We’re not done: the Queens DA race heads to a recount

Stephon Johnson | 7/11/2019, 4:44 p.m.
It looked like change was eminent in Queens politics, but a voter recount might say otherwise.
Tiffany Cabån and Melinda Katz Twitter photos

It looked like change was eminent in Queens politics, but a voter recount might say otherwise. Two weeks ago, public defender Tiffany Cabán declared victory in the Democratic primary for Queens district attorney. She emerged from a trove of candidates with 39.6 percent of the vote. Queens Borough President Melinda Katz ended the night right behind her at 38.3 percent.

Katz said that she’d wait for the recount before conceding although she might not have to concede at all.

Despite having a 1,100-vote deficit after primary night, Katz held out for the Queens Board of Elections to count the 3,400 paper absentee and affidavit ballots. With a combo of those ballots plus votes being thrown out based on technicalities, Katz had a 30-vote lead (that’s now down to 16). Starting this Tuesday, the BOE started counting 91,000 votes by hand while Cabán and Katz’s people went to court to fight over 114 thrown out affidavit ballots. BOE officials said that the recount would take 10 days.

In a statement, Cabán’s campaign spokesperson Monica Klein said that the BOE made a mistake by throwing out ballots and vowed to continue to fight to have the ballots counted.

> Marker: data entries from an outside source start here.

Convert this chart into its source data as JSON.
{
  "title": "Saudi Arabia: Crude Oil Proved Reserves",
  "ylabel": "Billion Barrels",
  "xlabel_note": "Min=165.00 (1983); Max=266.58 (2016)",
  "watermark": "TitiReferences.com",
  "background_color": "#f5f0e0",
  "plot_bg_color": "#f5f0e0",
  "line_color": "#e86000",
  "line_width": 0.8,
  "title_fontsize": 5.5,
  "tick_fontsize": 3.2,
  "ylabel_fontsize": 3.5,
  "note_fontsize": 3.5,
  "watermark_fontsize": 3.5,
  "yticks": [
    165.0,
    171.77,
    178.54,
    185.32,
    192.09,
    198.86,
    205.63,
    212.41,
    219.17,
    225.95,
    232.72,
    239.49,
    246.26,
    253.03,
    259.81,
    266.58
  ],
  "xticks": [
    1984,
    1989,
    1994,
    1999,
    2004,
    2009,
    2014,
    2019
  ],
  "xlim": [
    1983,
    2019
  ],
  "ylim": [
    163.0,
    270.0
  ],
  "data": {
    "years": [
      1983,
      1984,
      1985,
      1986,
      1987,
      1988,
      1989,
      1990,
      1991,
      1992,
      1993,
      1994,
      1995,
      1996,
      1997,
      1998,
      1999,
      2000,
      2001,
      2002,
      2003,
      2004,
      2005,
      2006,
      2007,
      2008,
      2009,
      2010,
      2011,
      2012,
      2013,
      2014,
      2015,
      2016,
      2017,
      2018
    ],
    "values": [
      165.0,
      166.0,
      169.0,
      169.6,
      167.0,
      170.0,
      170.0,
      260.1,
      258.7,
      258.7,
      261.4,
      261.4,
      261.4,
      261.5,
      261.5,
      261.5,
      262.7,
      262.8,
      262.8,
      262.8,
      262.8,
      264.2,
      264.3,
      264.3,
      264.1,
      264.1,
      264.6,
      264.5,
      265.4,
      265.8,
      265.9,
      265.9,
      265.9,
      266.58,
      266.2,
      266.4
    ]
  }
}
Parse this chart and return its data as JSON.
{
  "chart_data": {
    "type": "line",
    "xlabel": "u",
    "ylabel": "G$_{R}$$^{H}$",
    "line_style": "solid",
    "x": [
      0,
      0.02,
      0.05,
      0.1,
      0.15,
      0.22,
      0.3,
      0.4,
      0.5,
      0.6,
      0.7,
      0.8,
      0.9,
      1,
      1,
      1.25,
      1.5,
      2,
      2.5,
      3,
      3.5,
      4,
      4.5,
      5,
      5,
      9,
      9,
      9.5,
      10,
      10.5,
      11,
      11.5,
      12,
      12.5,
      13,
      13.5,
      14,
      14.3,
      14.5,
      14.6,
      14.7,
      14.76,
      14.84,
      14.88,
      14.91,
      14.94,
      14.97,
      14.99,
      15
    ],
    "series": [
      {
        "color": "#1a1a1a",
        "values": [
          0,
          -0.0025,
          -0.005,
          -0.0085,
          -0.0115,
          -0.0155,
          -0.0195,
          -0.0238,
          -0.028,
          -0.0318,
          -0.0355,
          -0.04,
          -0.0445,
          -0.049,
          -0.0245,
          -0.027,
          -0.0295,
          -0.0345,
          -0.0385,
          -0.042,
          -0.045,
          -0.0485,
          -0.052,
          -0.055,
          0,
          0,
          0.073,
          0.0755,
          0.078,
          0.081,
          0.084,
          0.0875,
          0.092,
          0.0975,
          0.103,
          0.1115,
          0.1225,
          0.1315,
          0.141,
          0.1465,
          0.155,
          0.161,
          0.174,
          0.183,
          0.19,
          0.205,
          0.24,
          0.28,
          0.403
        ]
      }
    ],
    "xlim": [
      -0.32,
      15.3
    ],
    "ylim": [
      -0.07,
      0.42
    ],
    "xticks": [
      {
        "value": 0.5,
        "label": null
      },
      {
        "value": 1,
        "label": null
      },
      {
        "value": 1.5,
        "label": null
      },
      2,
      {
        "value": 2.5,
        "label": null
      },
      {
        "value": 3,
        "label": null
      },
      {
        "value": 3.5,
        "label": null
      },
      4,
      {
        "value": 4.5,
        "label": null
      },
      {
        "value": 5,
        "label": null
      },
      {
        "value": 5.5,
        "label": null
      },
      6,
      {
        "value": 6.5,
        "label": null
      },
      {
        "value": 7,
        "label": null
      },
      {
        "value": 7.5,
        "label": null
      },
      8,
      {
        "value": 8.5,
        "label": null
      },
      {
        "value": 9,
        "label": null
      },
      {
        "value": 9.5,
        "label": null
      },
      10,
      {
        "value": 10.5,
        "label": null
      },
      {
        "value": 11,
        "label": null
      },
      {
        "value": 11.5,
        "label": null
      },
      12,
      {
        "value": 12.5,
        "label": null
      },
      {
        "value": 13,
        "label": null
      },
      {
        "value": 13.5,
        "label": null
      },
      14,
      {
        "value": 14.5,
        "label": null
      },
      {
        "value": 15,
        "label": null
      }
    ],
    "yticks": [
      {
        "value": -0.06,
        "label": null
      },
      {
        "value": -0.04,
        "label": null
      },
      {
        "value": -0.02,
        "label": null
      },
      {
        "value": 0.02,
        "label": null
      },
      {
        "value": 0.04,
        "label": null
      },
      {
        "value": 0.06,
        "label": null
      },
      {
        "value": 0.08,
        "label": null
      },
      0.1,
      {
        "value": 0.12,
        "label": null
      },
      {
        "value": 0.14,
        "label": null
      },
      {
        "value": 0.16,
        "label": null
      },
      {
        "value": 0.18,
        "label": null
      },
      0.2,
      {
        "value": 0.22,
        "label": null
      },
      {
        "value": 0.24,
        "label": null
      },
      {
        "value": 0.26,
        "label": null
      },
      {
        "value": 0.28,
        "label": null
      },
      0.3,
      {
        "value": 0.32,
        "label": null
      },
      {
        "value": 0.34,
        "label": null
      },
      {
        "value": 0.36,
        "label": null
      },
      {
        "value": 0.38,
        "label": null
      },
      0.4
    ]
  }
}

“As we have said from the beginning, and as the New York Times agreed today, every valid vote in this election must be counted. Over the coming days and weeks, we will continue to fight in court and at the Board of Elections to make sure Queens voters are not disenfranchised. Melinda Katz said on election night that every vote should be counted. We hope her campaign will join us in court to make sure that happens—and join our call on Governor Cuomo to quickly sign already-passed legislation that could prevent otherwise valid votes from being thrown out by technicalities.

“We remain confident that when all the votes are counted, we will win,” Klein concluded.

Klein’s sentiments were also uttered by New York Working Families Party State Director Bill Lipton. In an emailed statement, Lipton said that the BOE is on the verge of disenfranchising eligible voters.

“There is pending legislation that could help ensure that these voters are protected. We ask Melinda Katz to demonstrate her commitment to democratic values by joining us to ask that the Assembly forward the bill to the executive chamber for the governor’s signature,” said Lipton. “Common sense dictates that where the will and intent of an eligible voter is clear, that vote should be counted. This bill will bring us closer to common-sense and inclusive voting rights for New Yorkers.”

But not all agree. New York State Sen. Leroy Comrie said that Cabán’s people haven’t been forthright with their motives during the recount.

“I think Team Cabán’s been very disingenuous about every level of the count,” said Comrie. “It’s been transparent. The press and media have been there every day. Her lawyers admitted twice that the process was fair and transparent.”

Comrie also accused Cabán’s campaign of trying to reinstall ballots from parts of Queens more favorable to the public defender.